Wenn dann noch diejenigen aussortiert werden, die sich nach Auffassung Behörden nicht ausreichend "integriert" haben, bleibt von der angekündigten Bleiberechtsregelung nicht mehr viel übrig. Dabei obliegt einzig der zuständigen Ausländerbehörde, nach welchen Kriterien der Begriff "Integration" beurteilt wird. Objektiv wird somit die Einschätzung über die wirtschaftliche Verwertbarkeit eines Menschen zum Entscheidungskriterium erhoben, ob er/sie_ in diesem Lande leben darf.

Diese menschenverachtende und eiskalte Abschiebepraxis und die ihr zugrunde liegenden rassistischen Sondergesetze dürfen nicht und werden nicht ungehindert und ohne unseren Widerstand durchgeführt werden.

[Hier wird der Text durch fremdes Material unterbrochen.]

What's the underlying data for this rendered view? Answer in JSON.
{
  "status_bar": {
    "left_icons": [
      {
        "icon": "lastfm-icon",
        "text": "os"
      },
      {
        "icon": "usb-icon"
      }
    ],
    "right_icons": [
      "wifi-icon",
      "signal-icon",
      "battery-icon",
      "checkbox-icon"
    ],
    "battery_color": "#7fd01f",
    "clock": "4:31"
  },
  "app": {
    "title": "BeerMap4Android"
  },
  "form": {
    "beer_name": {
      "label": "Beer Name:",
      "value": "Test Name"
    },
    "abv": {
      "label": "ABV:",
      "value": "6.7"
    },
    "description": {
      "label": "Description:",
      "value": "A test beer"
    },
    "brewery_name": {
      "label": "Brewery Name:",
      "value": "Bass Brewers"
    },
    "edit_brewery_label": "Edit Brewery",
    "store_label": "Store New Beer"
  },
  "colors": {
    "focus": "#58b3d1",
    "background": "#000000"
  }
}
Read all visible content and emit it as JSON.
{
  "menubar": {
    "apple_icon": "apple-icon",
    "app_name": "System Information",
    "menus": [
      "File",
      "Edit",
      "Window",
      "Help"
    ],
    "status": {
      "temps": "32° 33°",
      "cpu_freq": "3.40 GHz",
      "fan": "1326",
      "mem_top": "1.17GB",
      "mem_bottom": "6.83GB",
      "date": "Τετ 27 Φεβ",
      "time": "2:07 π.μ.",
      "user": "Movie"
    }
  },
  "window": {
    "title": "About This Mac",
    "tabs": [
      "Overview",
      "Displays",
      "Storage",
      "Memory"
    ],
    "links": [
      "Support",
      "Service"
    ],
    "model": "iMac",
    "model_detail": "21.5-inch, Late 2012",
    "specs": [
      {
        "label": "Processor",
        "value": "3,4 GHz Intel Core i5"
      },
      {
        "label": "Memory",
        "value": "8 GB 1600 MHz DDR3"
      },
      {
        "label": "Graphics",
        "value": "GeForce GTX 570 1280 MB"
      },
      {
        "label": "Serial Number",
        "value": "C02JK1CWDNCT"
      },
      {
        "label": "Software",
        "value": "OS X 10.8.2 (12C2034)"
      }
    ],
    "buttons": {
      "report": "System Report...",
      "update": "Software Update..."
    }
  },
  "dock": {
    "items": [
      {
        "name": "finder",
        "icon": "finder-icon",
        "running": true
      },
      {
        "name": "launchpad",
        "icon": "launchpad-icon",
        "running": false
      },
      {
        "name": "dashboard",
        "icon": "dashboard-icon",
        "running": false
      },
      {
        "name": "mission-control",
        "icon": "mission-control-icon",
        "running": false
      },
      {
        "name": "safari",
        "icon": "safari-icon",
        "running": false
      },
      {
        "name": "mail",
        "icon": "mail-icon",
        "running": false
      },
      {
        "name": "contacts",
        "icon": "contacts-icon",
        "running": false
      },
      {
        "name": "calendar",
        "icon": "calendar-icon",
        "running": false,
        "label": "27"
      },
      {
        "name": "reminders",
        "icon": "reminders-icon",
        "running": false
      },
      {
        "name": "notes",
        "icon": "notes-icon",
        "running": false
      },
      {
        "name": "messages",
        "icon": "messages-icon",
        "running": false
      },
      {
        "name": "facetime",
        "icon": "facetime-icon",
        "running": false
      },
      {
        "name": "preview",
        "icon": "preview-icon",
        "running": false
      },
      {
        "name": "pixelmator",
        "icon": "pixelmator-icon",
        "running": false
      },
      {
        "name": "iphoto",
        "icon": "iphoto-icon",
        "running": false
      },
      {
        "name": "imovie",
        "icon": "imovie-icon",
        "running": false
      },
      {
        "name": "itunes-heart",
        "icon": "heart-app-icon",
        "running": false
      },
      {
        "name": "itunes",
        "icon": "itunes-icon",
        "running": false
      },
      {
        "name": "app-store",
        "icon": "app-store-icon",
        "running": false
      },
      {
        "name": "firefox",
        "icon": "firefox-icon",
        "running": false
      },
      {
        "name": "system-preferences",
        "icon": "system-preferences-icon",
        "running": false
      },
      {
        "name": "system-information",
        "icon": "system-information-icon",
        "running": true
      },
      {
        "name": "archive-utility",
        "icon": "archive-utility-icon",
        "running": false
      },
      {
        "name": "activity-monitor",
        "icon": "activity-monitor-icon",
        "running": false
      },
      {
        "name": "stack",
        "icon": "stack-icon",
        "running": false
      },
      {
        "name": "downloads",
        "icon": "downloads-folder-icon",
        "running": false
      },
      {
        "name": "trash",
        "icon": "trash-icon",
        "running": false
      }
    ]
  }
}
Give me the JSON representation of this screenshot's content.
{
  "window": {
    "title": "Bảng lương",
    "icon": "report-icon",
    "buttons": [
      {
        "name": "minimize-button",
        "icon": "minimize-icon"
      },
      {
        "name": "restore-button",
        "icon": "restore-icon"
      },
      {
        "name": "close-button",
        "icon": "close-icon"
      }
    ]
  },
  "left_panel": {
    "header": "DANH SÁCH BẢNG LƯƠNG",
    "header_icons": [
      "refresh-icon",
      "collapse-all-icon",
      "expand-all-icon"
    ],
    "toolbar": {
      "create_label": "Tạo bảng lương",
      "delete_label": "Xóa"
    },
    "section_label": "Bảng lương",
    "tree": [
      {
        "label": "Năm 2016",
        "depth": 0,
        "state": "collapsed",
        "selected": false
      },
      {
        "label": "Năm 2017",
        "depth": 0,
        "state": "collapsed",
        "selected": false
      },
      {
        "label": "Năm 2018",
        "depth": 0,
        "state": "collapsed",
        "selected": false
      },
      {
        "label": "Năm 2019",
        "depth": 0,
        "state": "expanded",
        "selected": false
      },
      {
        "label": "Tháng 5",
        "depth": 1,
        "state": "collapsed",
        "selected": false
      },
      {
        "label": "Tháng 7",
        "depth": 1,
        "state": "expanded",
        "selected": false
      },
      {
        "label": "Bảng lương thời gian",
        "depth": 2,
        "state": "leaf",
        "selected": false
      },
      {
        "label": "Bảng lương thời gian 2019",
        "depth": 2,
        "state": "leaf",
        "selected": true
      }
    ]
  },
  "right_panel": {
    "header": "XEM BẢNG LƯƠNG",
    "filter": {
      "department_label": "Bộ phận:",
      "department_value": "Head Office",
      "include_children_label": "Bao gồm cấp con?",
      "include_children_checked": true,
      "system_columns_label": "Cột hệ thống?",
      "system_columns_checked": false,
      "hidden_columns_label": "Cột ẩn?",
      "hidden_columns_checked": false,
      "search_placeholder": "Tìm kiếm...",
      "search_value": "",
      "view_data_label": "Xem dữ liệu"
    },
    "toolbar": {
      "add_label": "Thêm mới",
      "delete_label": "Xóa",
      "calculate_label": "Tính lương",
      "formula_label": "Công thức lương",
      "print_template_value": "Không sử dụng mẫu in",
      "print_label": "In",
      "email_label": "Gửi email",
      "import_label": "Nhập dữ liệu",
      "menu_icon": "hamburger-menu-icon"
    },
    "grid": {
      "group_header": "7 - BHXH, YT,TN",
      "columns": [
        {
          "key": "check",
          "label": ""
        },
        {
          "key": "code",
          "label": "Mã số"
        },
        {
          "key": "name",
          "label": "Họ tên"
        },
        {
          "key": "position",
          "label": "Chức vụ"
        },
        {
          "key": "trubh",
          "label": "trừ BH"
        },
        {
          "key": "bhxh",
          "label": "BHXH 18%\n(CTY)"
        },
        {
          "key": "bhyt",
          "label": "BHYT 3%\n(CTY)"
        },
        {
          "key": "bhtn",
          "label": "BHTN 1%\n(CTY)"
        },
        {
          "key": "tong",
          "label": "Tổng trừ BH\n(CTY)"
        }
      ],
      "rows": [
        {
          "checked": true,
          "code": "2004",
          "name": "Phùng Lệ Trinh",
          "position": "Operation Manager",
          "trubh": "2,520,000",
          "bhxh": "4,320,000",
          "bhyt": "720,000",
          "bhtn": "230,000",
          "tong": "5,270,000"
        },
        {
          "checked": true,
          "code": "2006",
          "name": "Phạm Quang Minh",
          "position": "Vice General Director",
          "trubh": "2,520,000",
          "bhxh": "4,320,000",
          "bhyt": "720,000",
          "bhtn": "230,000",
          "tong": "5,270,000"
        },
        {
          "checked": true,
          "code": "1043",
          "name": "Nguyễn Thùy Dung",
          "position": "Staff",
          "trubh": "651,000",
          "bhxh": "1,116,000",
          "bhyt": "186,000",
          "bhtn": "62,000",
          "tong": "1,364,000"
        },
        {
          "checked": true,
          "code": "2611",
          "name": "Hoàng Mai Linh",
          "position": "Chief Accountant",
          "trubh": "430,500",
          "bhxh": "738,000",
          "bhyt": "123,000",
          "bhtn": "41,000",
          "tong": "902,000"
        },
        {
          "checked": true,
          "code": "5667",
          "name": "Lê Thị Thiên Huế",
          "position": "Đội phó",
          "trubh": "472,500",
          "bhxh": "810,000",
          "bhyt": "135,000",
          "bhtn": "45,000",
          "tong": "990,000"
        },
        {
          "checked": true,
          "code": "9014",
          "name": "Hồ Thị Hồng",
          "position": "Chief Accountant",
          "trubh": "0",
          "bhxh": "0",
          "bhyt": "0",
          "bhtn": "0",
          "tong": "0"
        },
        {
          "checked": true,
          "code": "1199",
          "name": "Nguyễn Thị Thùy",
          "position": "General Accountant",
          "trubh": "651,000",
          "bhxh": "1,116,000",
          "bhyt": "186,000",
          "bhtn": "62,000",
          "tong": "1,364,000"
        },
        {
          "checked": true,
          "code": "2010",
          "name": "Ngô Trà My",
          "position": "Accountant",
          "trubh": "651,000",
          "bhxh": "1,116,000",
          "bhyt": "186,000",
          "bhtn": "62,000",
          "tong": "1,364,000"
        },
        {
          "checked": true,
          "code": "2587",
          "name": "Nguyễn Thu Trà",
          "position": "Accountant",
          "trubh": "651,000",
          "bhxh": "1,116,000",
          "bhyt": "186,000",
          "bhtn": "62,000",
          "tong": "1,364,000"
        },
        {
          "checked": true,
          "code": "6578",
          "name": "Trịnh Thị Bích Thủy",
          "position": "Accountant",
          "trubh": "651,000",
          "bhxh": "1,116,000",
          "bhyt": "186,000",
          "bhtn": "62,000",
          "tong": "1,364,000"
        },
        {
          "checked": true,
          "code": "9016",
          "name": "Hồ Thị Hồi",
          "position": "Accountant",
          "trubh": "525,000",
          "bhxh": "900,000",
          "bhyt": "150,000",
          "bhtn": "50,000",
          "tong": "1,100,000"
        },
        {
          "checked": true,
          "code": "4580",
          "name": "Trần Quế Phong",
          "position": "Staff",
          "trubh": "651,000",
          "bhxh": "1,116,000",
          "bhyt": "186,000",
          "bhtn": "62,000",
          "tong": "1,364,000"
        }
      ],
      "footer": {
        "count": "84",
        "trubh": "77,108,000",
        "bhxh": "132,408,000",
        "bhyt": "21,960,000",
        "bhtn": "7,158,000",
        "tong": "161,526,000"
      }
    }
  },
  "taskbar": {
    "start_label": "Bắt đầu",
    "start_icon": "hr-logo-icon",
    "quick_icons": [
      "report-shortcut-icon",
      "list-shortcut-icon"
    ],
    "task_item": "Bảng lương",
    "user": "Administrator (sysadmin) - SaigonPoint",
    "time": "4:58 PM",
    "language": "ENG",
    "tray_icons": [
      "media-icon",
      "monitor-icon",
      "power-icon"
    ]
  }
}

Deswegen findet in Göttingen am Montag, dem 06. Dezember 2010, um 18 Uhr eine spontane und nicht angemeldete Demonstration ab dem Kornmarkt (zwischen Marktplatz und Groner Straße) statt.

Informiert Euch - erzeugt Öffentlichkeit - redet mit Freund_innen und Kolleg_innen - mischt Euch ein!
Seid Sand im Getriebe der Abschiebemaschine - bis sie zum Stillstand kommt!

Konfrontiert Politiker_innen und Verwaltungsangestellte mit den Folgen ihres Handelns!
Mischt Euch ein bei jeglicher Art von rassistischer Diskriminierung!
Stimmt nicht durch Schweigen zu! Widersprecht! Helft!
Setzen wir den geplanten Abschiebungen gemeinsam all unsere Kraft und Solidarität entgegen! No border! No nation! Stop deportation!